La RDC devrait enregistrer une croissance de 5,9 % en 2026, selon le FMI, après 5,7 % en 2025. Cette progression reste supérieure à la moyenne de l’Afrique subsaharienne, attendue à 4,3 %, mais elle demeure fragile face à la hausse du pétrole, à la baisse de l’aide extérieure et aux tensions sécuritaires.
L’économie congolaise aborde 2026 avec une croissance encore solide. Le FMI projette une hausse du PIB réel de 5,9 % en 2026, avant un ralentissement à 5,4 % en 2027. Cette performance confirme le poids de la RDC dans la croissance régionale, mais elle ne suffit pas à garantir une amélioration durable du niveau de vie. Le moteur reste surtout minier. Le cuivre, le cobalt, l’or et d’autres minerais soutiennent les exportations, les entrées de devises et une partie des recettes publiques. Cette dépendance expose aussi le pays aux variations des cours mondiaux, au coût du transport, aux besoins en carburant et à l’évolution de la demande internationale.
Une croissance tirée par les mines, mais encore vulnérable
Le rapport du FMI souligne que l’environnement extérieur devient moins favorable. La guerre au Moyen-Orient a contribué à la hausse des prix du pétrole, du gaz, des engrais et du transport maritime. Pour la RDC, qui dépend fortement des carburants importés, cette situation peut renchérir les coûts de transport, l’électricité, l’activité minière et le commerce intérieur. Elle peut aussi peser sur les prix payés par les ménages, surtout lorsque les produits importés ou transportés sur de longues distances deviennent plus chers.

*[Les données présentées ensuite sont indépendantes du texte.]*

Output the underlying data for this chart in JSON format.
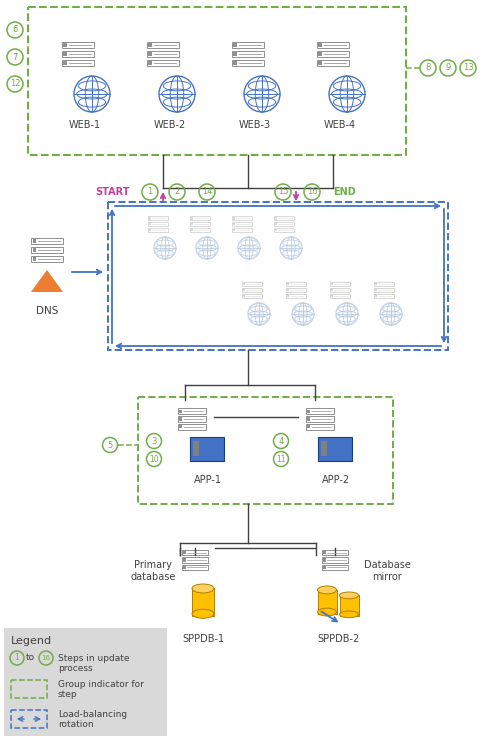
{
  "bg_color": "#ffffff",
  "server_color": "#909090",
  "globe_color": "#4472c4",
  "green_color": "#70ad47",
  "pink_color": "#c040a0",
  "blue_color": "#4472c4",
  "orange_color": "#ed7d31",
  "gold_color": "#ffc000",
  "gray_color": "#d9d9d9",
  "dark_color": "#404040",
  "web_labels": [
    "WEB-1",
    "WEB-2",
    "WEB-3",
    "WEB-4"
  ],
  "app_labels": [
    "APP-1",
    "APP-2"
  ],
  "db_labels": [
    "SPPDB-1",
    "SPPDB-2"
  ]
}
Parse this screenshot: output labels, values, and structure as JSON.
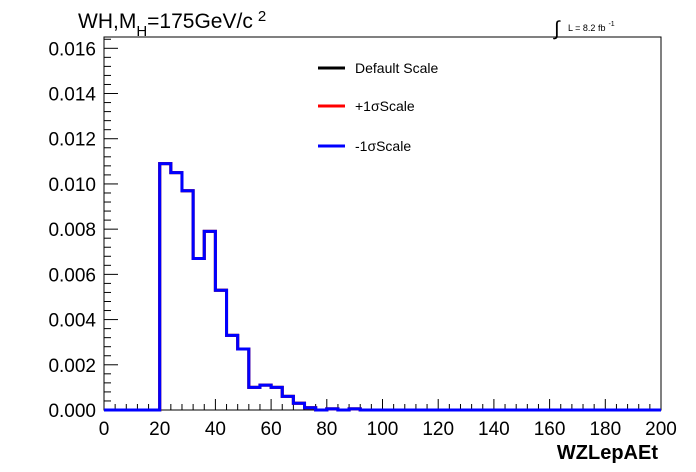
{
  "chart_data": {
    "type": "line",
    "title_main": "WH,M",
    "title_sub": "H",
    "title_rest": "=175GeV/c",
    "title_sup": "2",
    "lumi_label": "L = 8.2 fb",
    "lumi_sup": "-1",
    "xlabel": "WZLepAEt",
    "ylabel": "",
    "xlim": [
      0,
      200
    ],
    "ylim": [
      0,
      0.0165
    ],
    "x_ticks": [
      "0",
      "20",
      "40",
      "60",
      "80",
      "100",
      "120",
      "140",
      "160",
      "180",
      "200"
    ],
    "y_ticks": [
      "0.000",
      "0.002",
      "0.004",
      "0.006",
      "0.008",
      "0.010",
      "0.012",
      "0.014",
      "0.016"
    ],
    "grid": false,
    "legend_position": "top-center",
    "bin_edges": [
      0,
      4,
      8,
      12,
      16,
      20,
      24,
      28,
      32,
      36,
      40,
      44,
      48,
      52,
      56,
      60,
      64,
      68,
      72,
      76,
      80,
      84,
      88,
      92,
      96,
      100,
      104,
      108,
      112,
      116,
      120,
      124,
      128,
      132,
      136,
      140,
      144,
      148,
      152,
      156,
      160,
      164,
      168,
      172,
      176,
      180,
      184,
      188,
      192,
      196,
      200
    ],
    "series": [
      {
        "name": "Default Scale",
        "color": "#000000",
        "values": [
          0,
          0,
          0,
          0,
          0,
          0.0109,
          0.0105,
          0.0097,
          0.0067,
          0.0079,
          0.0053,
          0.0033,
          0.0027,
          0.001,
          0.0011,
          0.001,
          0.0006,
          0.0003,
          0.0001,
          0,
          5e-05,
          0,
          5e-05,
          0,
          0,
          0,
          0,
          0,
          0,
          0,
          0,
          0,
          0,
          0,
          0,
          0,
          0,
          0,
          0,
          0,
          0,
          0,
          0,
          0,
          0,
          0,
          0,
          0,
          0,
          0
        ]
      },
      {
        "name": "+1σScale",
        "color": "#ff0000",
        "values": [
          0,
          0,
          0,
          0,
          0,
          0.0109,
          0.0105,
          0.0097,
          0.0067,
          0.0079,
          0.0053,
          0.0033,
          0.0027,
          0.001,
          0.0011,
          0.001,
          0.0006,
          0.0003,
          0.0001,
          0,
          5e-05,
          0,
          5e-05,
          0,
          0,
          0,
          0,
          0,
          0,
          0,
          0,
          0,
          0,
          0,
          0,
          0,
          0,
          0,
          0,
          0,
          0,
          0,
          0,
          0,
          0,
          0,
          0,
          0,
          0,
          0
        ]
      },
      {
        "name": "-1σScale",
        "color": "#0000ff",
        "values": [
          0,
          0,
          0,
          0,
          0,
          0.0109,
          0.0105,
          0.0097,
          0.0067,
          0.0079,
          0.0053,
          0.0033,
          0.0027,
          0.001,
          0.0011,
          0.001,
          0.0006,
          0.0003,
          0.0001,
          0,
          5e-05,
          0,
          5e-05,
          0,
          0,
          0,
          0,
          0,
          0,
          0,
          0,
          0,
          0,
          0,
          0,
          0,
          0,
          0,
          0,
          0,
          0,
          0,
          0,
          0,
          0,
          0,
          0,
          0,
          0,
          0
        ]
      }
    ]
  }
}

L’inflation devrait pourtant reculer à court terme. Elle passerait de 17,7 % en 2024 à 7,4 % en 2025, puis à 3,3 % en 2026, avant une remontée à 6,4 % en 2027. Pour les ménages, l’inflation mesure la hausse générale des prix. Quand elle baisse, la pression sur le pouvoir d’achat peut se calmer, mais cela ne veut pas dire que les prix reviennent automatiquement à leur niveau d’avant. La stabilité reste donc dépendante du carburant, du taux de change, des importations alimentaires et de la capacité du pays à sécuriser ses circuits d’approvisionnement.
Sur les finances publiques, le FMI signale une tendance à surveiller. Le déficit budgétaire, dons compris, passerait de -1,7 % du PIB en 2024 à -2,8 % en 2025, puis à -3,5 % en 2026. Cela signifie que l’État dépense plus que ce qu’il mobilise en recettes. La dette publique reste encore modérée par rapport à plusieurs économies africaines, mais elle augmente progressivement : 15,8 % du PIB en 2024, 20,2 % en 2025, 24,6 % en 2026 et 27,8 % en 2027. Cette trajectoire oblige Kinshasa à mieux collecter les recettes internes, à limiter les dépenses peu productives et à orienter les moyens disponibles vers les priorités économiques et sociales.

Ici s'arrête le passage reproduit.